Revision as of 19:51, 10 March 2015 by Xemul (talk | contribs)

NOTE: Information on this page is outdated. Features described here are implemented in RPC.

Applications want to dump themselves using CRIU software. This page describes how this should be implemented in CRIU.

Difficulties

First of all, CRIU still requires root privileges to run. This is because the kernel APIs it uses are partly restricted to this. The situation will probably change in the future, but it's not one-day issue.

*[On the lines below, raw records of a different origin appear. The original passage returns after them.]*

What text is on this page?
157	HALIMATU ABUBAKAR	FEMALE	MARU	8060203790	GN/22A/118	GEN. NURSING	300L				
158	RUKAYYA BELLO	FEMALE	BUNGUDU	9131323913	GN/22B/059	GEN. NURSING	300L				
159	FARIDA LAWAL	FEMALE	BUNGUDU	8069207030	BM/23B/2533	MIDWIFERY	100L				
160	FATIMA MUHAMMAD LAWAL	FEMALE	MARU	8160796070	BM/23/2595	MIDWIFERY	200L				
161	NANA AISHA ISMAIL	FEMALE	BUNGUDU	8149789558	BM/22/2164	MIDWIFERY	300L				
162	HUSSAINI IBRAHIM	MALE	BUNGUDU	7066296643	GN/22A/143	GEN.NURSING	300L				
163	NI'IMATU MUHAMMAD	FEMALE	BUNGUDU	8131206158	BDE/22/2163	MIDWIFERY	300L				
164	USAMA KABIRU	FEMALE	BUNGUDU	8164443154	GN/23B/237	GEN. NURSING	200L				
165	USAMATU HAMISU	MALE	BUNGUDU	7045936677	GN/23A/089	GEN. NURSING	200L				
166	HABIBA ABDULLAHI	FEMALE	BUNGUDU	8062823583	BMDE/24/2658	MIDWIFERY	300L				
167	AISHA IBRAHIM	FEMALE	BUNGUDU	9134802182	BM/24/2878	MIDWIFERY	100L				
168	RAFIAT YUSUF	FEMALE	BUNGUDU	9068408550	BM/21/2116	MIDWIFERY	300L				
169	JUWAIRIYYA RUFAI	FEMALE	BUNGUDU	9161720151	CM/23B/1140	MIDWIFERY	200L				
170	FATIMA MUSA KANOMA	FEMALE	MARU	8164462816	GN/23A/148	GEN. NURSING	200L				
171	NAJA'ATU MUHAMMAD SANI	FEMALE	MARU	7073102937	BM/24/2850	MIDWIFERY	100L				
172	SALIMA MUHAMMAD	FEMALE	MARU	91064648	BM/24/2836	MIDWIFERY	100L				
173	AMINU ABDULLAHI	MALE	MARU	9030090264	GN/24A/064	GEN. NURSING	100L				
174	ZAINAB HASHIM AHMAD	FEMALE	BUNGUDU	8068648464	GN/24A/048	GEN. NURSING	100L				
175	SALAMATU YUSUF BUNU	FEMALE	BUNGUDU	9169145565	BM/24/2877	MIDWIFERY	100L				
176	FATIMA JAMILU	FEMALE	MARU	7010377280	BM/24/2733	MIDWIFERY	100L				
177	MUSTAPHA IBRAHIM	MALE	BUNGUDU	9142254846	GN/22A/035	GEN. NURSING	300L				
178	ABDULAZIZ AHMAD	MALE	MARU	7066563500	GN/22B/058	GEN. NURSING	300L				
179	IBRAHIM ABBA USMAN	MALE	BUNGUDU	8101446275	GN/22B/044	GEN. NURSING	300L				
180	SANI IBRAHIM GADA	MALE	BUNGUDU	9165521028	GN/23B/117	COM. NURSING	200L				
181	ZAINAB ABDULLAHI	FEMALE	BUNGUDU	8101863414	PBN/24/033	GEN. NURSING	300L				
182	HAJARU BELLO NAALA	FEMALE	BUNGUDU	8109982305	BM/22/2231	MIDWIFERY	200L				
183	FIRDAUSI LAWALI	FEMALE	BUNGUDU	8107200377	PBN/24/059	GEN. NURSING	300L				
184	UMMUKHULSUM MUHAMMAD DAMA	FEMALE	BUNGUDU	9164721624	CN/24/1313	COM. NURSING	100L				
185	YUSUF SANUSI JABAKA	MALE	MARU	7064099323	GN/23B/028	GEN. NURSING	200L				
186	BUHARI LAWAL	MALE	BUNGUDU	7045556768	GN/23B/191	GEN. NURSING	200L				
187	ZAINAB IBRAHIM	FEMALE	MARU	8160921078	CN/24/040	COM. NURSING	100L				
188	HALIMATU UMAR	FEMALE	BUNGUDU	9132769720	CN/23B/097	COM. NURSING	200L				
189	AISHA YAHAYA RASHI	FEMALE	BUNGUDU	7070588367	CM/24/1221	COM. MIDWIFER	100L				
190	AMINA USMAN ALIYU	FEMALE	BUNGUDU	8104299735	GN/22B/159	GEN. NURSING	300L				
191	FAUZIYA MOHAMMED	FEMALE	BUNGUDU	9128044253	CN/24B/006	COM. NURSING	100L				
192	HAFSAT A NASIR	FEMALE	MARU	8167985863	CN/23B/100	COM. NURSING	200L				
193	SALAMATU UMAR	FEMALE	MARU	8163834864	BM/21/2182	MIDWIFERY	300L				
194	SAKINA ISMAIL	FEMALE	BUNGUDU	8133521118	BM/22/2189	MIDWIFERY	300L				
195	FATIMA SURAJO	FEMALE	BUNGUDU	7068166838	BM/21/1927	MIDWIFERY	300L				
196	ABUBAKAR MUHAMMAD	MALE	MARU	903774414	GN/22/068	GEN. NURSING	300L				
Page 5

Second thing, is that if CRIU is spawned from or somehow linked into a program, that would like to do self-checkpoint, CRIU will have to tell resources of this application from those owned by CRIU itself. This task is complex and probably this is how CRIU will do stuff in the future.

Solution

Thus, the solution is -- CRIU service, that is requested to dump a process(es). The self-dump request should look like this (it's not yet implemented):

  • a CRIU daemon is launched in the background listening to connections to unix socket
  • an application, that wants to checkpoint itself opens the connection and asks for it
    • the service gets pid of the process to dump using SO_PEERCREDS socket option. This is improtaint not to ask for pid from the requestor, as malicious user may ask to dump someone else and then study its dumps.
  • CRIU service spawns a process, that executes regular dump
  • while dumping the connection is closed by CRIU, so application may read() the socket to wait for dump end

Details

Some things to keep in mind

  1. Call to connect() should be wrapped into a library function. It's not nice to give raw access to this socket, as the communication protocol is prone to change and it's not nice to keep it backward-compatible.
  2. Application should somehow pass arguments to the CRIU service. At least -- the directory where to put images to. If wrapped into a library call, these args should be declared as a structure in memory, whose contents is then encoded into a stream. Requirement "service version == library version" will help not to keep this protocol compatible.
  3. Paths are better to be transferred as opened files (SCM_CREDS)
  4. Waiting for socket to get closed by CRIU is good way to wait for checkpoint to complete. In this case CRIU should close the socket after freeze, but before dump to properly dump the half-closed connection in the program.
  5. What if applications runs another one and asks to dump itself with kids? In this case the app in question would be able to investigate its sub-task's guts, which would otherwise be impossible.